The clinic agreed to pay a $750,000 resolution amount and enter into a corrective action plan.  OCR Director Samuels emphasized: “HIPAA’s obligation on covered entities to obtain business associate agreements is more than a mere check-the-box paperwork exercise.  It is critical for entities to know to whom they are handing PHI and to obtain assurances that the information will be protected.”
Immediately after announcing these settlements, and most likely in response to a collective wail from covered entities, OCR sent a listserv mailing in May 2016  cautioning CEs to consider how they will address a privacy or security breach by a business associate.  This is an area of insecurity for many CEs – and perhaps rightly so considering the earlier settlement announcements. While the Breach Notification Rule requires BAs to notify their CE after discovering a breach of unsecured protected health information,[10] OCR reports that a large percentage of CEs believe their BAs will not, in fact, notify them of breaches or security incidents. OCR also reports that CEs find it “difficult” to manage security incidents involving BAs, and “impossible” to determine whether their BAs' security policies and procedures are adequate to effectively respond to a breach.  To address these issues, OCR recommended – among other things – that covered entities beef up their business associate agreements, and consider auditing and assessing their BAs' security and privacy practices.

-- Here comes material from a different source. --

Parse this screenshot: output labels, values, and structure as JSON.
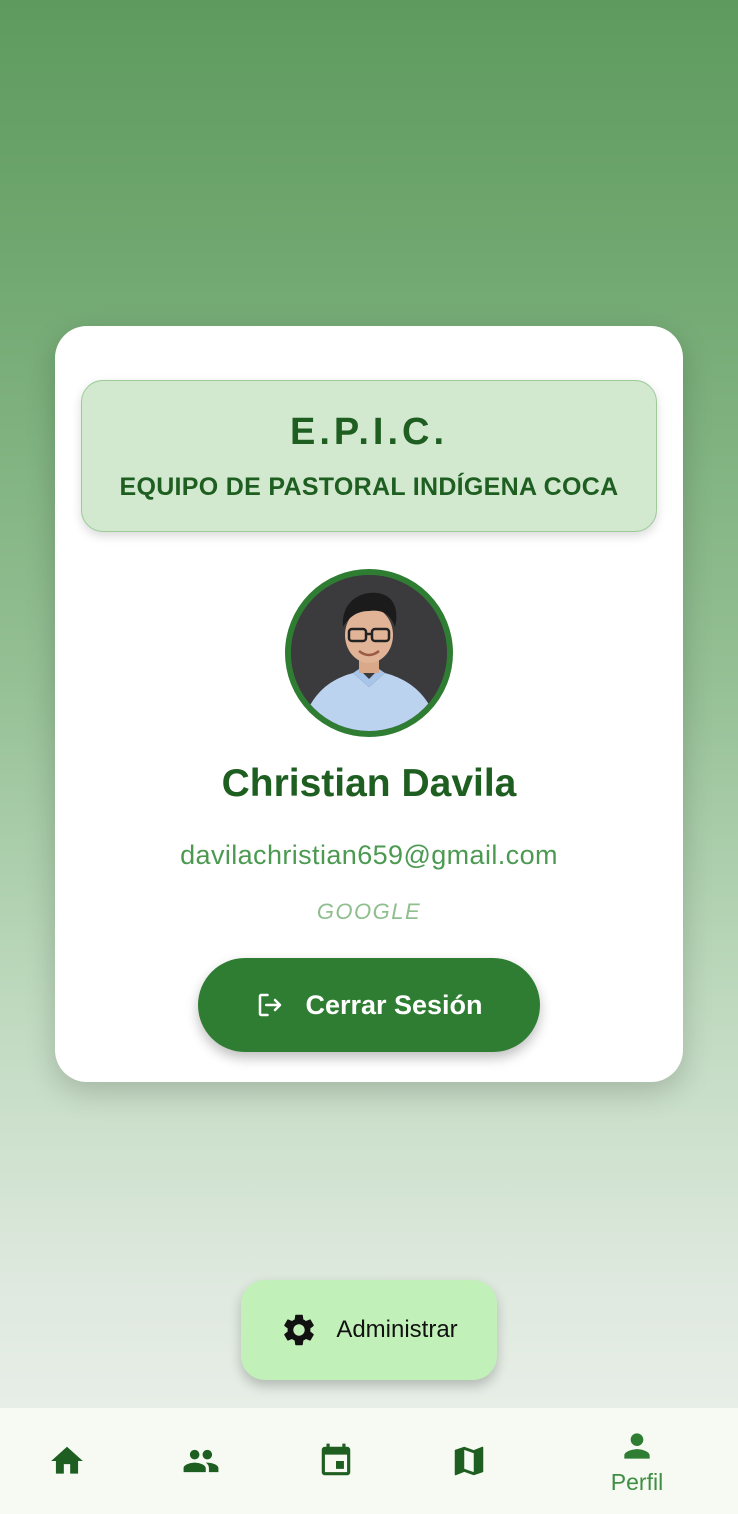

OCR followed its listserv announcement with its first settlement with a business associate – a $650,000 resolution with CHCS stemming (as they so often do) from a stolen portable electronic device containing "extensive" unencrypted ePHI.  OCR's investigation revealed the business associate had not accurately and thoroughly assessed the potential risks and vulnerabilities to the confidentiality, integrity, and availability of ePHI (i.e., it had not conducted a Security Rule risk analysis), and had not implemented a risk management plan to address risks and vulnerabilities.

Commenting on the settlement, OCR Director Samuels emphasized: “Business associates must implement the protections of the HIPAA Security Rule for the electronic protected health information they create, receive, maintain, or transmit from covered entities.  This includes an enterprise-wide risk analysis and corresponding risk management plan, which are the cornerstones of the HIPAA Security Rule.”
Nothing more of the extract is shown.